You probably check the time several times a day — whether consciously or not — whenever you glance down at whichever beautiful timepiece you have on your wrist. But you probably only need to look at the date once a day, if at all. Nevertheless, the date display is by far the most popular complication among Chrono24 buyers, outpacing both chronographs and GMT watches. That being said, there are plenty of purists out there who want timepieces that are limited to nothing but the bare minimum: time only, please.
In this article, we’re introducing seven streamlined time-only watches — some don’t even have a second hand!
Rolex Submariner Reference 114060
Many consider the Rolex Submariner to be the classic sports watch. The ref. 124060 is a slightly less popular variant without a date window. The history of this legendary, time-only diver goes all the way back to the 1950s. Nowadays, vintage models without a date are in high demand among collectors, and even examples in mediocre condition are anything but cheap. Current models are chronometer-certified and accurate to -/+2 seconds; however, the no date models remain slightly less popular than their dated counterparts.
Cartier Santos 100 Reference W20073X8
The Cartier Santos has a history that’s even more impressive than that of the Rolex Sub. The model dates back to 1904, when Louis Cartier himself dedicated a wristwatch to personal friend and Brazilian aviation pioneer Alberto Santos Dumont.
The Cartier Santos 100 was released in 2004 in honor of the model’s 100th anniversary. With its minimalist design, it perfectly embodies the essence of the clean, somewhat masculine Santos line.
Breguet Classique Reference 5157
The Classique is probably the most straightforward watch from manufacturer Breguet. Its beautiful, hand-guillochéd dial features nothing but an hour and a minute hand. Standing just 5.4 mm tall, this automatic watch certainly falls into the extra-thin category.
The simplicity of the model gives the famous Breguet hands the attention they so deserve. The sapphire glass case back affords a view of the movement’s off-center 22K gold guillochéd rotor. It goes without saying that a date window would be totally out of place on this simple, elegant timepiece.
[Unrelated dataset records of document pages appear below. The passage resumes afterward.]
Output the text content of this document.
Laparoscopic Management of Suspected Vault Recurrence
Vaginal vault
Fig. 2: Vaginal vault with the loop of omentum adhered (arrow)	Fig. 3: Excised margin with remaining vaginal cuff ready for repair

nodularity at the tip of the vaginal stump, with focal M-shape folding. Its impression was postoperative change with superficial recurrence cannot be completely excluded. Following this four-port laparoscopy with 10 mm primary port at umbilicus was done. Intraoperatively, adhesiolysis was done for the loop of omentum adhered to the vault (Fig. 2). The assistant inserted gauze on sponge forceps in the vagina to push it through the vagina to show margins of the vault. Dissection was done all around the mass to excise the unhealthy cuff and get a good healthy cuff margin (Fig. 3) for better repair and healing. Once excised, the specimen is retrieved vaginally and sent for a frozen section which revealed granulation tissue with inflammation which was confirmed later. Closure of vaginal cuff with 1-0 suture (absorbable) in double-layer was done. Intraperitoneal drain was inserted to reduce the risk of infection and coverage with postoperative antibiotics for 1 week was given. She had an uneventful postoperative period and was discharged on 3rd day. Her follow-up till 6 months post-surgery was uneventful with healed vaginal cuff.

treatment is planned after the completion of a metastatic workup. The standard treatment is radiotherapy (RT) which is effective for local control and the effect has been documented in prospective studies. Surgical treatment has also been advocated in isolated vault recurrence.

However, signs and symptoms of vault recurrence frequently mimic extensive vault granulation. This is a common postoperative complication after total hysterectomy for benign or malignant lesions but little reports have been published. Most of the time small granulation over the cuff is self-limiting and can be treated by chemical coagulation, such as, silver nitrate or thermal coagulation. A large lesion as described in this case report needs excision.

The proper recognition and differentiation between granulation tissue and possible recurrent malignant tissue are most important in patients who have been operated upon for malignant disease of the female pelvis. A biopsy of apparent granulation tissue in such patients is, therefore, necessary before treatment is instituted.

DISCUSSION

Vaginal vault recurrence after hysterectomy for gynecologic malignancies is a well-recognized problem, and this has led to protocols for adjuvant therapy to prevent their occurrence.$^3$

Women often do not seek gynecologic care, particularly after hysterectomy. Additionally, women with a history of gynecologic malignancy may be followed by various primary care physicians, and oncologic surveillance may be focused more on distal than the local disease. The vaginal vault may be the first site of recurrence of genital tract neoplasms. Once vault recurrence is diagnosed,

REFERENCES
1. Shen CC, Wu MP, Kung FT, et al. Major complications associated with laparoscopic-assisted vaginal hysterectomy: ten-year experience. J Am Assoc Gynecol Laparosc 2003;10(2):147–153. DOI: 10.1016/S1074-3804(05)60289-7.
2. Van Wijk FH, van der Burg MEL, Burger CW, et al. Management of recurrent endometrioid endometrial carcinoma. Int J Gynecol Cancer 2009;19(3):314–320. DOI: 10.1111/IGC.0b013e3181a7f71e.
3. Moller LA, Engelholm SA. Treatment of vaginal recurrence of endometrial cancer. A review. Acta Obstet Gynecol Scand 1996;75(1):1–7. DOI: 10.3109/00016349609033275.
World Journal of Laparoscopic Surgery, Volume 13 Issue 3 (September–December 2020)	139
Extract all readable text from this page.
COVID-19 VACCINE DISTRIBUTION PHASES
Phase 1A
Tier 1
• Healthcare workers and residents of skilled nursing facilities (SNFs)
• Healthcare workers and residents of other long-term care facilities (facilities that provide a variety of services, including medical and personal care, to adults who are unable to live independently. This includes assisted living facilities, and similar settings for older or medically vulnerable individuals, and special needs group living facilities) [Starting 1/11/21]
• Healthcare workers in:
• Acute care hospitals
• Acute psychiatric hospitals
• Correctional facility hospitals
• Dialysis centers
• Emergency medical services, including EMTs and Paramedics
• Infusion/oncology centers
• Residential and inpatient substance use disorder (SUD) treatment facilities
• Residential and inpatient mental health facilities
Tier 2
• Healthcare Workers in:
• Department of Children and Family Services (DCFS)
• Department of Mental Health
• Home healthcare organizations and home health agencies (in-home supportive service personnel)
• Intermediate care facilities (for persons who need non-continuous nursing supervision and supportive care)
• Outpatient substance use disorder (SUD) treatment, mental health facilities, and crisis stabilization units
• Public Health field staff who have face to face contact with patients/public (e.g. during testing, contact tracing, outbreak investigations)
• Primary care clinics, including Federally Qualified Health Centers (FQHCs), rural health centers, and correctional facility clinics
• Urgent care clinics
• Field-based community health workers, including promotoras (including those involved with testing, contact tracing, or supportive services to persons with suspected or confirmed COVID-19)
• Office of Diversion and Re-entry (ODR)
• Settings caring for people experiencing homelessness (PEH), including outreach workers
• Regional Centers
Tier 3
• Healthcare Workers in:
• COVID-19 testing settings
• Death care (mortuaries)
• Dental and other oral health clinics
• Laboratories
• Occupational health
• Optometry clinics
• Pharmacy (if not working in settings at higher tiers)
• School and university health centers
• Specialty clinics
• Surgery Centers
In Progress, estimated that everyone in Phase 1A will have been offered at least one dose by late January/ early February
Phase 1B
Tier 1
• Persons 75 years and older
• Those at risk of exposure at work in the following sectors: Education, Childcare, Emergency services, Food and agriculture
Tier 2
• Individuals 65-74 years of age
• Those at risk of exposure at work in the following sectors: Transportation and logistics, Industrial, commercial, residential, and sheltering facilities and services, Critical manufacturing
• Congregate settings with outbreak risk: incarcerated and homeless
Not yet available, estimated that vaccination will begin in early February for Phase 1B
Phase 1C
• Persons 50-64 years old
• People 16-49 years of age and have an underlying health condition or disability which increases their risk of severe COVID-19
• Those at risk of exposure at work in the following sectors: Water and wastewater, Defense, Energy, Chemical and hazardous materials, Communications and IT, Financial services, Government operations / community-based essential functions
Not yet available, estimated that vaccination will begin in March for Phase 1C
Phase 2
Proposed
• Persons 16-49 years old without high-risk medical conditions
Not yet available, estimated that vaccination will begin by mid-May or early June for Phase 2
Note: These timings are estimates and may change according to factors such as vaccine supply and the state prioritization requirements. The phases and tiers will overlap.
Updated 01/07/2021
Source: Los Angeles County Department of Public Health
Audemars Piguet Jules Audemars Reference 15180BC
Audemars Piguet has a lot more to offer than just the legendary Royal Oak and Royal Oak Offshore. The perfect example is this ultra-thin, time-only model from the Jules Audemars line, which shines with nothing but an hour and a minute hand.
The in-house caliber 2120 is closely related to the movement that powers both the Audemars Piguet Royal Oak “Jumbo” and “Extra-Thin,” the successor of the original Rolex Oak ref. 5402A from 1972 (the same movement can also be found in Patek’s original Nautilus).
IWC Schaffhausen Portuguese Hand-Wound
Classic looks and a stately diameter of 44 mm characterize this no date watch from the Schaffhausen-based manufacturer IWC. The Portugieser Hand-Wound has elegant lancette hour and minute hands and a small seconds dial at 6 o’clock.
The sapphire glass case back affords a view of the beautiful mechanical movement at work. This classic timepiece is a successful remake of a historical watch from the 1930s, and it certainly reflects the ethos, “less is more.”
Nomos Glashütte Zürich
While the NOMOS Glashütte Zürich is available with a date display, there are also no date versions available. The easy-to-like company from Glashütte, Germany offers a number of time-only watches in their lineup, but this 40-mm Zürich comes in slightly larger than the average NOMOS timepiece.
The watch is powered by the in-house NOMOS Epsilon caliber. While it’s probably the least expensive watch on this list, it can certainly hold its own against some of the more expensive models.
Omega Constellation Globemaster Reference 188.8.131.52.99.001
In 2015, Omega reintroduced the Globemaster to their Constellation collection. Unfortunately, there is only one time-only model available: this 39-mm platinum watch.
The Omega caliber 8913 is not only chronometer-certified, but also certified by the independent body METAS for being anti-magnetic up to 15,000 gauss and accurate to 0/+5 seconds.
There are, of course, a whole host of other time-only watches out there, but I think these seven cover a wide range of different styles and tastes: from sporty and elegant to classic and a little bit extra. The only question that remains is whether you find the date function a practical addition to your timepiece? Or are you a design purist who can’t stand having a beautiful, well-balanced dial ruined by an unsightly date window?